Si donc Sem était l'Hercule primitif qui vainquit les Géants et cela non point par la force physique, mais par
la puissance de Dieu, ou l'influence de l'Esprit-Saint, cela s'accorde entièrement avec son caractère; bien plus,
cela s'accorde admirablement avec l'histoire égyptienne de la mort d'Osiris. Les Égyptiens disent que le grand
ennemi de leur dieu le vainquit, non par la violence ouverte, mais ayant formé une conspiration avec soixante-
douze des principaux Égyptiens, il s'empara de lui, le mit à mort et coupa son cadavre en morceaux, et en
envoya les différents morceaux à autant de villes de la nation14.

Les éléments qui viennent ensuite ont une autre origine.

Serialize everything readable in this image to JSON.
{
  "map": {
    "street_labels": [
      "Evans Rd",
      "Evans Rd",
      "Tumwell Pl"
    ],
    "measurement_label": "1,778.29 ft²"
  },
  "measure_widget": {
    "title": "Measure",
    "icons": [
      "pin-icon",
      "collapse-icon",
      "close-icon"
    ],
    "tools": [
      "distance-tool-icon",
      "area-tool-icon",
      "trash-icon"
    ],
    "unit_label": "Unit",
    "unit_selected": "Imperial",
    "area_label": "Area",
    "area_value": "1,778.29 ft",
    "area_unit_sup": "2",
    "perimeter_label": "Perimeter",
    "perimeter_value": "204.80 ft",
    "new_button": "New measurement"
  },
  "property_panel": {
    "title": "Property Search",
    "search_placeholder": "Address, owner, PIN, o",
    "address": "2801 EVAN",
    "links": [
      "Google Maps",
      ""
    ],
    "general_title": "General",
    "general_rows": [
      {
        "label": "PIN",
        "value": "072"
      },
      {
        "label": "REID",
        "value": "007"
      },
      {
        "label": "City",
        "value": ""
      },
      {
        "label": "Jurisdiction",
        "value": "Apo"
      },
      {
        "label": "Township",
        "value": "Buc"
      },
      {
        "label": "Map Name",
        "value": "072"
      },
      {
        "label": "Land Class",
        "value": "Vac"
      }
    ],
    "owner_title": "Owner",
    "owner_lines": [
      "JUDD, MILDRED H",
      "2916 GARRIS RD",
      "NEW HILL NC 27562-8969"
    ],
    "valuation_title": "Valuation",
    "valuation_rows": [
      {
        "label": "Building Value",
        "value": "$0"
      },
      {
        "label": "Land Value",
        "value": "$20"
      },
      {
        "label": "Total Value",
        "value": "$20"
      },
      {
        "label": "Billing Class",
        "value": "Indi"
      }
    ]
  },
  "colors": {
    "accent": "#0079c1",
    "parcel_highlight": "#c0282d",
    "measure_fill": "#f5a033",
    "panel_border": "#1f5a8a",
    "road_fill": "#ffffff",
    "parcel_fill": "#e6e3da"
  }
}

On comprendra le vrai sens de ce récit en jetant un coup d'oeil sur les institutions judiciaires de l'Égypte.
C'était exactement soixante-douze juges civils et religieux qui devaient, suivant les lois égyptiennes,
déterminer quel serait le châtiment d'une offense aussi grave que celle d'Osiris, en supposant que cela fût devenu l'objet d'une enquête judiciaire. Il y avait naturellement deux tribunaux chargés de trancher la question.
D'abord les juges ordinaires, qui avaient pouvoir de vie et de mort, et qui étaient au nombre de trente15, puis
il y avait au-dessus un tribunal composé de quarante-deux juges qui avait à décider, dans le cas où Osiris
serait condamné à mort, si son corps serait enterré ou non, car avant l'ensevelissement chacun devait, après
la mort, passer par l'ordalie de ce tribunal16. – Comme la sépulture lui fut refusée les deux tribunaux devaient
nécessairement être en cause; ainsi il devait y avoir exactement soixante-douze personnes sous la présidence
de Typhon pour condamner Osiris à mort et à être coupé en morceaux. Que signifie donc cette déclaration
à propos de la conspiration, si ce n'est que l'adversaire du système idolâtre introduit par Osiris avait si bien
convaincu les juges de l'énormité de la faute qu'ils allaient commettre, qu'ils livrèrent le coupable à une mort
horrible et ensuite à l'ignominie, afin d'effrayer tous ceux qui plus tard seraient tentés de l'imiter. Le
déchirement du cadavre et la dispersion de ces débris dans les différentes cités trouvent leur parallèle et leur
explication dans ce que la Bible raconte de la mort et du démembrement de la femme d'un Lévite (Juges XIX,
29) et de l'envoi de chacun de ces débris à chaque tribu d'Israël; nous en voyons encore le pendant à propos
de l'histoire de Saül coupant en morceau une paire de boeufs, et les envoyant dans toutes les villes du royaume
(I Samuel XI, 7). Les commentateurs admettent que le Lévite et Saül agissaient d'après une coutume des
patriarches, suivant laquelle il fallait qu'une vengeance sommaire punisse ceux qui manquaient de se rendre
à l'assemblée où ils étaient solennellement convoqués. C'est ce que déclare si explicitement Saül, lorsqu'il
envoie les débris des boeufs: "Quiconque ne suivra pas Saül et Samuel, sera traité comme ces boeufs." De
même quand les soixante-douze conspirateurs envoyèrent dans les différentes villes les débris du corps
d'Osiris, cela équivalait à déclarer solennellement ceci: "Quiconque fera comme Osiris aura le même sort, il
sera comme lui mis en pièces."

Quand l'irréligion et l'apostasie se développèrent de nouveau, cette action à laquelle furent entraînées les
autorités constituées qui avaient à faire avec le chef des apostats pour détruire le système combiné d'irréligion
et de despotisme élevé par Osiris ou Nemrod, cette action causa naturellement une profonde horreur à tous
ses amis; et pour y avoir pris part, le principal acteur fut stigmatisé du nom de Typho, ou le Méchant17.
L'influence que Typho avait sur les esprits de ces soi-disant conspirateurs, si on considère la force physique de Nemrod, doit avoir été merveilleuse, et sert à montrer que tout en étant lui-même flétri d'un nom abhorré,
et bien que son action vis-à-vis d'Osiris soit couverte d'un voile, il n'était autre néanmoins que cet Hercule
antique qui vainquit les Géants par la puissance de Dieu, par le pouvoir persuasif de l'Esprit-Saint.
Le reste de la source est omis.